Shifting from a project-based to a product-based delivery model is a significant transformation that comes with its own set of challenges. Many enterprises make common mistakes during this transition, but with the right strategies, these pitfalls can be avoided. Here’s how technology leaders can successfully navigate this shift and drive enterprise-wide change.

Leilani Batty

6/2/20242 min read

Overview

The journey from projects to products involves more than just introducing new team structures; it requires comprehensive changes across the entire IT operating model. Technology leaders typically start within the IT function and gradually expand to the entire enterprise.

Key Points

  1. Change Across the Entire IT Operating Model: The transformation involves changes in decision rights, financials, tools, and workplaces.

  2. Beyond IT: Technology leaders must integrate product-based delivery with business partner alignment to avoid plateauing value.

  3. Enterprise-Wide Transformation: This requires transforming processes and structures across multiple functions, not just rolling out fusion teams.

  4. Co-Leadership: Successful transformation needs technology leaders to co-lead with other executives and involve frontline employees.

Recommendations

  1. Value Stories: Use value stories to link product-based delivery with specific enterprise outcomes, showing how it achieves objectives that matter to employees and leaders.

  2. Redesign Engagement Model: Foster continuous collaboration and shared accountability between technology leaders and other executives instead of periodic progress reports.

  3. Involve Employees: Build employees' ability to sustain transformation by involving them in co-creating change decisions and co-leading implementation.

  4. Foster Product Management Discipline: Ensure shared platform teams drive adoption of technical capabilities and build architecturally sound solutions.

Major Pitfalls and How to Avoid Them

Pitfall 1: Assuming Understanding of Value

Many technology leaders assume that the value of product-based delivery is obvious to all. This can lead to a lack of commitment. To avoid this, technology leaders must craft tailored value stories that clearly demonstrate how product-based delivery improves outcomes that matter to different stakeholders. Use internal data to show gaps in current outcomes and how product-based delivery can fill these gaps.

Pitfall 2: Treating Executive Leaders as “Project Sponsors”

Executives often see product-based delivery as an IT-only transformation. Technology leaders must help executives understand that this shift impacts funding models, risk management, and talent management across the enterprise. Continuous collaboration and shared accountability are crucial. Form a steering group with key executives to ensure sustained commitment and focus on evolving the enterprise operating model.

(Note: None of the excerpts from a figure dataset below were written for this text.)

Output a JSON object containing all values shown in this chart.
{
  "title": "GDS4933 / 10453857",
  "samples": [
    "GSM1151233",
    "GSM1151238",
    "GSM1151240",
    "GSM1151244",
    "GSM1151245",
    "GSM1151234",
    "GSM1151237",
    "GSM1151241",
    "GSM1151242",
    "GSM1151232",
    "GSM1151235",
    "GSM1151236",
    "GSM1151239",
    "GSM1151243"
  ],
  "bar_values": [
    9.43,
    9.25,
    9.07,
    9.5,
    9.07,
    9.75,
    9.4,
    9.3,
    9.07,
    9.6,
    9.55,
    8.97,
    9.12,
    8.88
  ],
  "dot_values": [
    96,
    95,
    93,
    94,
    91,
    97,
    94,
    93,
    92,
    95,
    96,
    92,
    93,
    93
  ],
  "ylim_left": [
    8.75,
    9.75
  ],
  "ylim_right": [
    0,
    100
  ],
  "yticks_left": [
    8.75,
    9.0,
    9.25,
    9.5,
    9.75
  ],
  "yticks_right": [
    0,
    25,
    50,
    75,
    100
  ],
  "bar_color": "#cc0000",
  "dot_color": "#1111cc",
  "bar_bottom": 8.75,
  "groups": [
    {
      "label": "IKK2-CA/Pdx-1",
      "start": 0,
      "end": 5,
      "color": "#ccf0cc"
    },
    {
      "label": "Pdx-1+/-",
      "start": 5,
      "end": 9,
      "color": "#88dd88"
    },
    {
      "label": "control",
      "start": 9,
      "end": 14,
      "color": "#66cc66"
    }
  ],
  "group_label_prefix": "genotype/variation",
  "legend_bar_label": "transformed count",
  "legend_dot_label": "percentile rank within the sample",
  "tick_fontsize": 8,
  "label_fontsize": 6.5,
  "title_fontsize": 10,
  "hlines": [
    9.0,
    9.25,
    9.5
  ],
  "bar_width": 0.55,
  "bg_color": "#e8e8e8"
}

Pitfall 3: Managing Change “Top Down”

A top-down approach can lead to change fatigue among leaders and employees. Technology leaders should adopt an open-source approach to change, inviting employees to co-create the change strategy. Engage a network of employees to identify and address challenges, ensuring sustained transformation by continuously improving ways of working.

Pitfall 4: Assuming Product Teams Know How to Access IT Capabilities

Product teams often struggle with non-functional requirements like quality testing and security. Technology leaders should apply product management techniques to foundational IT platforms, making them accessible and optimized for product teams' outcomes. Ensure that platform teams are dedicated to supporting product teams and that they adopt agile development approaches for iterative improvements.

Conclusion

To maximize the value of product-based delivery, technology leaders and enterprise executives must help the entire organization adopt new ways of working. This requires significant changes to both IT and enterprise operating models. By avoiding common pitfalls and fostering continuous collaboration, enterprises can successfully navigate the shift from projects to products, driving sustainable growth and innovation.